La transmission d’entreprise préoccupe les entrepreneurs asiatiques, mais se heurte à un manque de planification concrète, selon une étude récente. Si la majorité souhaite conserver l’entreprise dans le giron familial, plus de la moitié n’a pas mis en place de stratégie de succession formelle.
L’attachement à l’héritage familial est fort chez les entrepreneurs asiatiques. Une enquête menée auprès de 1 798 chefs d’entreprise fortunés, disposant d’au moins 2 millions de dollars (environ 1,85 million d’euros) d’actifs à investir, sur dix marchés d’Asie, révèle que 78 % souhaitent que leur entreprise reste une affaire de famille. Cependant, ce désir se confronte à une réalité plus complexe : 52 % des personnes interrogées n’ont pas encore pris de mesures concrètes pour assurer cette transmission.
Des disparités significatives existent entre les pays. L’Inde se distingue par un taux particulièrement élevé d’intention de succession familiale, atteignant 79 %. À l’inverse, Hong Kong, la Chine et Taïwan affichent une plus grande ouverture à la cession de l’entreprise.

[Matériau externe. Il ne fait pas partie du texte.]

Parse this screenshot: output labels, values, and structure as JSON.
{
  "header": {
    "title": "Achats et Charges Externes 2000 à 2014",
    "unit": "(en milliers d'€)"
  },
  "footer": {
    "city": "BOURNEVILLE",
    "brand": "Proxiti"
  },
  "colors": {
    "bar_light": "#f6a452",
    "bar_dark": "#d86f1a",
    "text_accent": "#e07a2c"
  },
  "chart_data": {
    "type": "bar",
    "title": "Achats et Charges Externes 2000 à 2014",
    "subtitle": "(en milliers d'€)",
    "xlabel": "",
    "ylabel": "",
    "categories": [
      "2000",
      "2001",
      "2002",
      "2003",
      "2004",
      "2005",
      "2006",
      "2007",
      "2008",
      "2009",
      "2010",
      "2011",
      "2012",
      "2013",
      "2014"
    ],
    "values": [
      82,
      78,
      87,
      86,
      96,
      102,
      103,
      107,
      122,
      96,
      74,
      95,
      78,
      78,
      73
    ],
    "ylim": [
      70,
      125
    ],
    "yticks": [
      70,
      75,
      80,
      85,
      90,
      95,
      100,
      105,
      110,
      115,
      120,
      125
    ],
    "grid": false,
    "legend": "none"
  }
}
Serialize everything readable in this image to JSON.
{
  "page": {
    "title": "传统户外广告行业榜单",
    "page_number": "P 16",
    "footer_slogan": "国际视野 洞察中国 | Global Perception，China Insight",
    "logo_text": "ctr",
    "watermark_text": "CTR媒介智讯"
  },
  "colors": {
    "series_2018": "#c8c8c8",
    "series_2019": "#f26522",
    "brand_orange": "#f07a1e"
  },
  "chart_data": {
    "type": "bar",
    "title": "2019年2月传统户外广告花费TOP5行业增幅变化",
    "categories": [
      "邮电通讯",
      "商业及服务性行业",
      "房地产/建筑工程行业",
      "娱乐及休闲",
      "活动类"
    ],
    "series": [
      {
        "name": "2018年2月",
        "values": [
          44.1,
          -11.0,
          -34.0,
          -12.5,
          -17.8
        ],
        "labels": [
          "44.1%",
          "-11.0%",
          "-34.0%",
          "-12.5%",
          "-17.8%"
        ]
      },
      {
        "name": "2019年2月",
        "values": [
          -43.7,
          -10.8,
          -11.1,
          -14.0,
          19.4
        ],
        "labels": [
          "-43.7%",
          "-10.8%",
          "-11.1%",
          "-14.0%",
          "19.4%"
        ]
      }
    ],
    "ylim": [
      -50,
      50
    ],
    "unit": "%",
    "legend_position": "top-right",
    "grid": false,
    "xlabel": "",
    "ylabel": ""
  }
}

En Chine continentale, à Taïwan et, dans une moindre mesure, à Singapour, la vente de l’entreprise est une option envisagée par 25 %, 27 % et 22 % des entrepreneurs respectivement. À Hong Kong, ce chiffre grimpe à 29 %. Cette tendance reflète une approche plus pragmatique de la succession.
L’étude met également en lumière des différences générationnelles. En Chine continentale, environ 60 % des propriétaires d’entreprise de deuxième et troisième génération se sentent tenus par un devoir familial de poursuivre l’activité, un sentiment bien moins répandu en Inde, où ce chiffre n’est que de 7 %.
Le manque de planification est particulièrement préoccupant. À Hong Kong et à Taïwan, 64 % et 65 % des entrepreneurs interrogés déclarent ne pas avoir de plan de succession concret en place. Les experts de HSBC mettent en garde contre les risques d’une telle situation, soulignant que de bonnes intentions ne suffisent pas à garantir la pérennité de l’entreprise.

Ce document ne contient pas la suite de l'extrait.